FtmachinebroyerSi Renault a récemment mis en oeuvre un plan de soutien pour faire face à la vague de suicides qui affecte le Technocentre de Guyancourt, des médecins du travail s'inquiètent du "mal-être" existant dans les sites France Télécom de Rhône-Alpes et Auvergne.

Certes, fort heureusement, il ne s'agit pas aujourd'hui de suicides, en ce qui concerne l'opérateur télécoms (encore que cela reste tout de même à vérifier si l'on en croit quelques remontées syndicales) ... mais un livre publié en 2004, intitulé “La machine à broyer” faisait d'ores et déjà état de conditions de travail mettant en péril l'intégrité mentale des salariés du groupe.

Depuis lors, Didier Lombard a annoncé la suppression de 22 000 postes pour 2008. Quelques personnels d'encadrement pourraient être se révélés être quelques peu zélés pour “réussir” leurs propres objectifs personnels qui leur ont été attribués, lesquels pourraient fort bien consister à “obtenir” une réduction des effectifs de leur service.

Dans leur rapport annuel sur la santé au travail, présenté en mars au comité d'établissement de la direction régionale centre-est de France Télécom, des médecins du travail s'inquiètent du "mal-être" existant dans les sites France Télécom de Rhône-Alpes et Auvergne, où s'accroissent le "stress, le désarroi, les troubles anxio-dépressifs".

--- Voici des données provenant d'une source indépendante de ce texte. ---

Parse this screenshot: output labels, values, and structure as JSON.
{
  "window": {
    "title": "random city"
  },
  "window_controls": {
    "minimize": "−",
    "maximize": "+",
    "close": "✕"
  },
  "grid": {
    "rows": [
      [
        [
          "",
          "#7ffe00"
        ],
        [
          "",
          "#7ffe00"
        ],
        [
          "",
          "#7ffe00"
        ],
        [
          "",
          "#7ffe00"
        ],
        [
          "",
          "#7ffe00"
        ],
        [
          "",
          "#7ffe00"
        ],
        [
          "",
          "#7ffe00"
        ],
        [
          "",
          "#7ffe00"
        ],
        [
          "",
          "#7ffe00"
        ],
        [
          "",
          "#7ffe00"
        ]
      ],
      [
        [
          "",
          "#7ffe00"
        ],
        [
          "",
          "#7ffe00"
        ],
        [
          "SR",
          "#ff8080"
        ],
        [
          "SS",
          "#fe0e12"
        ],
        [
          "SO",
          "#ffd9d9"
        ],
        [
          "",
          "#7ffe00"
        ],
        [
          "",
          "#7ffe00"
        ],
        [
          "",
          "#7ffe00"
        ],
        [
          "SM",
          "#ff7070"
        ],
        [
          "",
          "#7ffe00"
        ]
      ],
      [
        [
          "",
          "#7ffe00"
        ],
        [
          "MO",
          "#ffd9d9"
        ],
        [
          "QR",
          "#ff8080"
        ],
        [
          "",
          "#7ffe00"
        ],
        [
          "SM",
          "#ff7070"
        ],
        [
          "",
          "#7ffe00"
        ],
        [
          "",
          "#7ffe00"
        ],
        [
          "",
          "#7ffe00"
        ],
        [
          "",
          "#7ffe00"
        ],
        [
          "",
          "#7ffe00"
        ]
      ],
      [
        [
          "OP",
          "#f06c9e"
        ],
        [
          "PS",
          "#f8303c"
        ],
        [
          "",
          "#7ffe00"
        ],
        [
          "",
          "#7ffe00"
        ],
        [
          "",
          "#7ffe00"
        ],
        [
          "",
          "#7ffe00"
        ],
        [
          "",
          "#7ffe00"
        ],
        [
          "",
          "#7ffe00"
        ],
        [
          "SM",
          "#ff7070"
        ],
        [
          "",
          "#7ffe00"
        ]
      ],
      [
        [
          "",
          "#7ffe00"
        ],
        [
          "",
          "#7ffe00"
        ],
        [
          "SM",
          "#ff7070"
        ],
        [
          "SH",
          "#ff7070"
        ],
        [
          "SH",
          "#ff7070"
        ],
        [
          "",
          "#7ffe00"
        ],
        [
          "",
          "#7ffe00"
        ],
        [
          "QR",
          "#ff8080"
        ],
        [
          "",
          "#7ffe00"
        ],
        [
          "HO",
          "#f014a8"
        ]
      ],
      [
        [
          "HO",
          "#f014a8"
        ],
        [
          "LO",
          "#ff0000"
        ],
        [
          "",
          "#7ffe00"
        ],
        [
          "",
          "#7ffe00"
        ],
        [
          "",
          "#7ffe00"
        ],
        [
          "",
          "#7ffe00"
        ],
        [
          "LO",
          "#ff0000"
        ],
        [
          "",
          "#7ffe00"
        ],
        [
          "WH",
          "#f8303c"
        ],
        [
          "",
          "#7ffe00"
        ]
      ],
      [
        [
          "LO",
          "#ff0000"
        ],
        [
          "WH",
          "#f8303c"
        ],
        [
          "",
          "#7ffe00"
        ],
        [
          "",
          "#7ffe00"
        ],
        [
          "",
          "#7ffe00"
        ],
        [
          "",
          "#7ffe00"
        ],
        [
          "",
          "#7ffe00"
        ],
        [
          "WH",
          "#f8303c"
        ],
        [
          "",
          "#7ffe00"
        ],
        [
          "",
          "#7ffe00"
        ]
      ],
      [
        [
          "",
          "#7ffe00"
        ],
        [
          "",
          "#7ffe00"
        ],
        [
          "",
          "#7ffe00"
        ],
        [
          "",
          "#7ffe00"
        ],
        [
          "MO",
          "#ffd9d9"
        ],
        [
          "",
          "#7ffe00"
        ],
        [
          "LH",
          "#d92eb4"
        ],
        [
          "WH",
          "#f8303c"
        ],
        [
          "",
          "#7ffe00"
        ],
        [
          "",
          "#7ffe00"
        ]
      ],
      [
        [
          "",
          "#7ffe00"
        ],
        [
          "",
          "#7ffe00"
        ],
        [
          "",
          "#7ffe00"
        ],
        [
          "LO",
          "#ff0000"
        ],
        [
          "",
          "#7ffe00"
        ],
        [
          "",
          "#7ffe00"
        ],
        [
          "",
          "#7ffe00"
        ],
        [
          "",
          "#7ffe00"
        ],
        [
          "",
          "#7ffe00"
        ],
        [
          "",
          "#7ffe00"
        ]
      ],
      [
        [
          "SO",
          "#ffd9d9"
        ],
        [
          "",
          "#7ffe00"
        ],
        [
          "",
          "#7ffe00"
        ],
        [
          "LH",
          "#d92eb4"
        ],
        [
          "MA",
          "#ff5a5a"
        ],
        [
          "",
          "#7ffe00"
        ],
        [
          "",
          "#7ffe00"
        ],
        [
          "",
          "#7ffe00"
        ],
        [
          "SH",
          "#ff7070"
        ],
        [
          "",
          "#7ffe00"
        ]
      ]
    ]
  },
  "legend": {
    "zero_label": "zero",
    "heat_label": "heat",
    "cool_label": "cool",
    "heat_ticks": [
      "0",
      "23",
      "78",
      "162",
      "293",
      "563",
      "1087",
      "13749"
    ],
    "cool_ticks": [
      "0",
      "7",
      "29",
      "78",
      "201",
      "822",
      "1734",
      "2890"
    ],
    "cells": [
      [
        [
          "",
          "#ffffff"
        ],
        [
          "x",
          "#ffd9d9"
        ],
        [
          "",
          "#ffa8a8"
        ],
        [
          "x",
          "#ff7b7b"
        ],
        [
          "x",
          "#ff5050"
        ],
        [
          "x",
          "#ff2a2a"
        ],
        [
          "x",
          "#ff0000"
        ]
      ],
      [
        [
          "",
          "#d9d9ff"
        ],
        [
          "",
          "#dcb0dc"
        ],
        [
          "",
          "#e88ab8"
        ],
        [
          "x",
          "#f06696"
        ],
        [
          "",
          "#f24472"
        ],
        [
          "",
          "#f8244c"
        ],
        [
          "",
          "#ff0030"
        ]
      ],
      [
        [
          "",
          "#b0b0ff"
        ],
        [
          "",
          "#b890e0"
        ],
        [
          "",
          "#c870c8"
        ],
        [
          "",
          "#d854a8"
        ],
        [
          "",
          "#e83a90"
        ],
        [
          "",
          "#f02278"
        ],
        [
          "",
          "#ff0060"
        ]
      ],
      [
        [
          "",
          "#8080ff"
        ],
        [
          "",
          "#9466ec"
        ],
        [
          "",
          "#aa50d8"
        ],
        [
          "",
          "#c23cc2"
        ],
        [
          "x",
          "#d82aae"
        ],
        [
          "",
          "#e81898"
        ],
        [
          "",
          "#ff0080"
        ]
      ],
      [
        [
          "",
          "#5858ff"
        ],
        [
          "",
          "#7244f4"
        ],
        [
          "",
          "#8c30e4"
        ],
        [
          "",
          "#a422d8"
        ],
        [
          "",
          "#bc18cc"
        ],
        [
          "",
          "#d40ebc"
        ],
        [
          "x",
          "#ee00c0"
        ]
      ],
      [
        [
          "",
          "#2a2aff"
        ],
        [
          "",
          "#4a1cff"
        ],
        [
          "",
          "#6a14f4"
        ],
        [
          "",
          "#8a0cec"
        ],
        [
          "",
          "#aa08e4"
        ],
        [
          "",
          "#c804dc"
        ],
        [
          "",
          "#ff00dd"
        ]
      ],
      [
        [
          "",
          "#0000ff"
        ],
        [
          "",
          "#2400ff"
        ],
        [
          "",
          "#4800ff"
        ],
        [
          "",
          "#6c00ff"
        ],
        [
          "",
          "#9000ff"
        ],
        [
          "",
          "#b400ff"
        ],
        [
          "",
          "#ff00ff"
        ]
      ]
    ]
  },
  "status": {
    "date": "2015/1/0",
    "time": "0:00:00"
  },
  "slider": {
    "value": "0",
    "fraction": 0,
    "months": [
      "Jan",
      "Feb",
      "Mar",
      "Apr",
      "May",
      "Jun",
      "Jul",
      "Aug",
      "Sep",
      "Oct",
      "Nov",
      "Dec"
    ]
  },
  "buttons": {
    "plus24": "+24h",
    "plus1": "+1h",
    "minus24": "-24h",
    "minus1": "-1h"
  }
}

"Nous tenions à alerter sur la gravité d'une situation qui nous inquiète", écrivent les médecins dans le document.

"Le stress, le désarroi, les troubles anxio-dépressifs liés aux transformations du travail ne cessent de s'accroître chez le personnel", détaillent-ils, en évoquant des salariés qui "ont de plus en plus de mal à se reconnaître dans ce qu'ils font". Ce qui peut laisser sous-entendre que leur travail peut parfois ne pas être en rapport avec leur poste ou qualification – situation somme toute dégradante - , ou qu'au contraire la notion de ressources humaines ne prévaut encore plus en terme de “ressources” que de “personnes humaines”, que quelques mises au placard ne sont pas à écarter, et que les valeurs éthiques et morales de l'entreprise pourraient sembler bien lointaines pour certains.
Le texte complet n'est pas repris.